The vaccine will be tested in patients with newly diagnosed glioblastoma multiforme (GBM), the most aggressive and highest grade malignant glioma. Wake Forest Baptist will treat a minimum of 25 patients in this randomized, placebo-controlled phase II clinical trial of ICT-107. A total of 20 sites across the country are participating in the trial to test the safety and efficacy of this novel cancer vaccine.

All patients enrolled in the study will receive the current standard treatment for GBM, which includes surgery followed by radiation and chemotherapy. Two thirds of the participants will then also get the experimental vaccine treatment, which will be administered in the post radiation phase of treatment, while the others will get a "dummy," or placebo vaccine in addition to standard therapy.  

"This vaccine is for newly-diagnosed patients," said Glenn Lesser, M.D., a professor of internal medicine, hematology-oncology, at Wake Forest Baptist and principal investigator for the study. "Scientifically, it's a very well designed study and we are excited to participate in this clinical trial. We've been asked to participate based on our reputation as an outstanding brain tumor center and the expertise our center has with bringing novel therapies and novel therapeutics to patients."

The approach with this particular vaccine is unique, Lesser added, because it is targeting the antigens or proteins that are present on glioma stem cells, whereas other treatment approaches mostly target differentiated tumor cells.

"The antigens used in this vaccine target the tumor stem cells – the handful of cells that keep the tumor alive and dividing.

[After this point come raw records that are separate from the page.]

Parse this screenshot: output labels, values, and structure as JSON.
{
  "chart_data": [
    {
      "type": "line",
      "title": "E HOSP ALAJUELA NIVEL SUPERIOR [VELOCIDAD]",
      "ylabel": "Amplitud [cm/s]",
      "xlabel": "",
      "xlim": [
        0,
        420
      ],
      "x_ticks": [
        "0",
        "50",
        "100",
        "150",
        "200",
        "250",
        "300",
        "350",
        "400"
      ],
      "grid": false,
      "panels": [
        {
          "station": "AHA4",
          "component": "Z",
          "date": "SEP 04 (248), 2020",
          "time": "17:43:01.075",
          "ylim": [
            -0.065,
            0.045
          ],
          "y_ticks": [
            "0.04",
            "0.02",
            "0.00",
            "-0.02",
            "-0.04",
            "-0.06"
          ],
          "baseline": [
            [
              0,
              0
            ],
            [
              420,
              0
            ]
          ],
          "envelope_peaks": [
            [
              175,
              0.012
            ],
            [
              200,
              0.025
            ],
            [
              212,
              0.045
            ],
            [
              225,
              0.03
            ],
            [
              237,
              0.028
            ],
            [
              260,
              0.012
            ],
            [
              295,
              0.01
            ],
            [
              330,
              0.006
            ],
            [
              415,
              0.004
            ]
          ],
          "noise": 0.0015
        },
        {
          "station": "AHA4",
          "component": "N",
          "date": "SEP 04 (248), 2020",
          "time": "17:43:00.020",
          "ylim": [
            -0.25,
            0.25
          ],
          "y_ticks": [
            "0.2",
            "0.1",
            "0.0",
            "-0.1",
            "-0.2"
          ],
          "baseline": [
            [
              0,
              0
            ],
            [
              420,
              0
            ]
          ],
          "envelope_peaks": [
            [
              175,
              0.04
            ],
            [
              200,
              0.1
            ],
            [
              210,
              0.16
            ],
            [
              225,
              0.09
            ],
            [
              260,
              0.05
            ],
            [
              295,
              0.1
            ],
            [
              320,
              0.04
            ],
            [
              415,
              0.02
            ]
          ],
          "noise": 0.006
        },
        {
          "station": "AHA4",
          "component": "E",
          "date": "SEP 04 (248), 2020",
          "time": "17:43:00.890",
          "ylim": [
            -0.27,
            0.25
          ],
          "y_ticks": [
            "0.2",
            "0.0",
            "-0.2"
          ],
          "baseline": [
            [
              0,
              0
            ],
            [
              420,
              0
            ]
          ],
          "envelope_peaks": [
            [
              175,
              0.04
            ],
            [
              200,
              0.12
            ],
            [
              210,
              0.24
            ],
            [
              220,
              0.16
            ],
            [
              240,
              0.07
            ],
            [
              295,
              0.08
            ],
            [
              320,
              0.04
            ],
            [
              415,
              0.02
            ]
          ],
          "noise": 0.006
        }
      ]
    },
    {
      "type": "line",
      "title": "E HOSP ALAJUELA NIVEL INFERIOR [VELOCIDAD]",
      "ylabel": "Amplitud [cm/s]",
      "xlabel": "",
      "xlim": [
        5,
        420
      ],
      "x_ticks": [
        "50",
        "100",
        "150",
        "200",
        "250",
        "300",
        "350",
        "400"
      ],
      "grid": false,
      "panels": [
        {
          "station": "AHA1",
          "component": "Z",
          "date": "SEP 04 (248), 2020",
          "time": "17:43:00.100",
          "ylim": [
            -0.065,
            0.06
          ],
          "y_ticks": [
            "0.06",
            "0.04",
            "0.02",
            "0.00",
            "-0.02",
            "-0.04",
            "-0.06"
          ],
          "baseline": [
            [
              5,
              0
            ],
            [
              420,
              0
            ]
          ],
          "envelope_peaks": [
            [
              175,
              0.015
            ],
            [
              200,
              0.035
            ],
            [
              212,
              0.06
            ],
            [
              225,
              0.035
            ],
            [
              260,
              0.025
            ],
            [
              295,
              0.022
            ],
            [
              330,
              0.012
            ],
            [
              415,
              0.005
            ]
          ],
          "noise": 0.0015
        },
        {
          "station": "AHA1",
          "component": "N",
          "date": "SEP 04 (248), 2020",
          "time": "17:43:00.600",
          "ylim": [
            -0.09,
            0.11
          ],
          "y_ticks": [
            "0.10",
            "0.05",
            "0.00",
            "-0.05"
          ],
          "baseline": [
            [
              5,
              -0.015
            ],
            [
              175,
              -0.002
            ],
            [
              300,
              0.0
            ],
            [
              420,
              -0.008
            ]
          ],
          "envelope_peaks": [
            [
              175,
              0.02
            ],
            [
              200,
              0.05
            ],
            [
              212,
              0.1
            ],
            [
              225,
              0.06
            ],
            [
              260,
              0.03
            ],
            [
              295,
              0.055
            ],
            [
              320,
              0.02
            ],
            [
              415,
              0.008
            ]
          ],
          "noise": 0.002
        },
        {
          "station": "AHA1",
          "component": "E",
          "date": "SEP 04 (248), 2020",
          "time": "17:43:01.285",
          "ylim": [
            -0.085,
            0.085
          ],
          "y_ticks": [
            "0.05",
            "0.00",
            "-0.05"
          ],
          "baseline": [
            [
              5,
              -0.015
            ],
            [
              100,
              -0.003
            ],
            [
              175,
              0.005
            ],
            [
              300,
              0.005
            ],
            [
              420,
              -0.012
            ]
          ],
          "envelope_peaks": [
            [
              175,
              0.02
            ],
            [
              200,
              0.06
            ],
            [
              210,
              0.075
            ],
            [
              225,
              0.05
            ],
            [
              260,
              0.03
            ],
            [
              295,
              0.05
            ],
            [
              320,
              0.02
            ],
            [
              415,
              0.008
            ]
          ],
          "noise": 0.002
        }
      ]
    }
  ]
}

Most of the cells we kill with standard treatment are likely not the ones driving the tumor growth. If the stem cells aren't targeted, they keep generating more tumors."

According to the biotechnology company that is conducting the trial, the Phase I clinical study of ICT-107 in GBM involved 16 newly-diagnosed patients who received the vaccine in addition to standard therapy – surgery, radiation and chemotherapy. Those patients demonstrated a one-year overall survival of 100 percent and a two-year survival of 80 percent. Although only a small number of patients were treated, these results compare favorably with historical 61 percent one-year and 26 percent two-year survival with standard care alone.

Vaccines for brain tumors are new and experimental, said Lesser, but are gaining more attention in the glioma world.

"Vaccines are a way to harness the body's own defenses – which are usually used to ward off or control infections like the flu – to fight cancer cells instead," Lesser explained. "It is a way of presenting antigens or proteins normally found on the surface of the cancer cells to the immune system so that immune cells can seek out and kill those cancer cells anywhere in the body. This is not unlike giving a piece of clothing to a bloodhound and then letting it loose to find a missing person."

Wake Forest Baptist is also involved in another brain tumor vaccine trial for patients with low-grade or slower growing gliomas. Among the targets of both of these vaccines is a new protein found on the surface of glioma cells discovered by Waldemar Debinski, M.D., Ph.D., director of the Wake Forest Baptist Brain Tumor Center of Excellence.

"Early studies of vaccines for patients with brain tumors are showing promising results," Lesser said. "We want to help definitively determine how good these novel therapies really are for patients."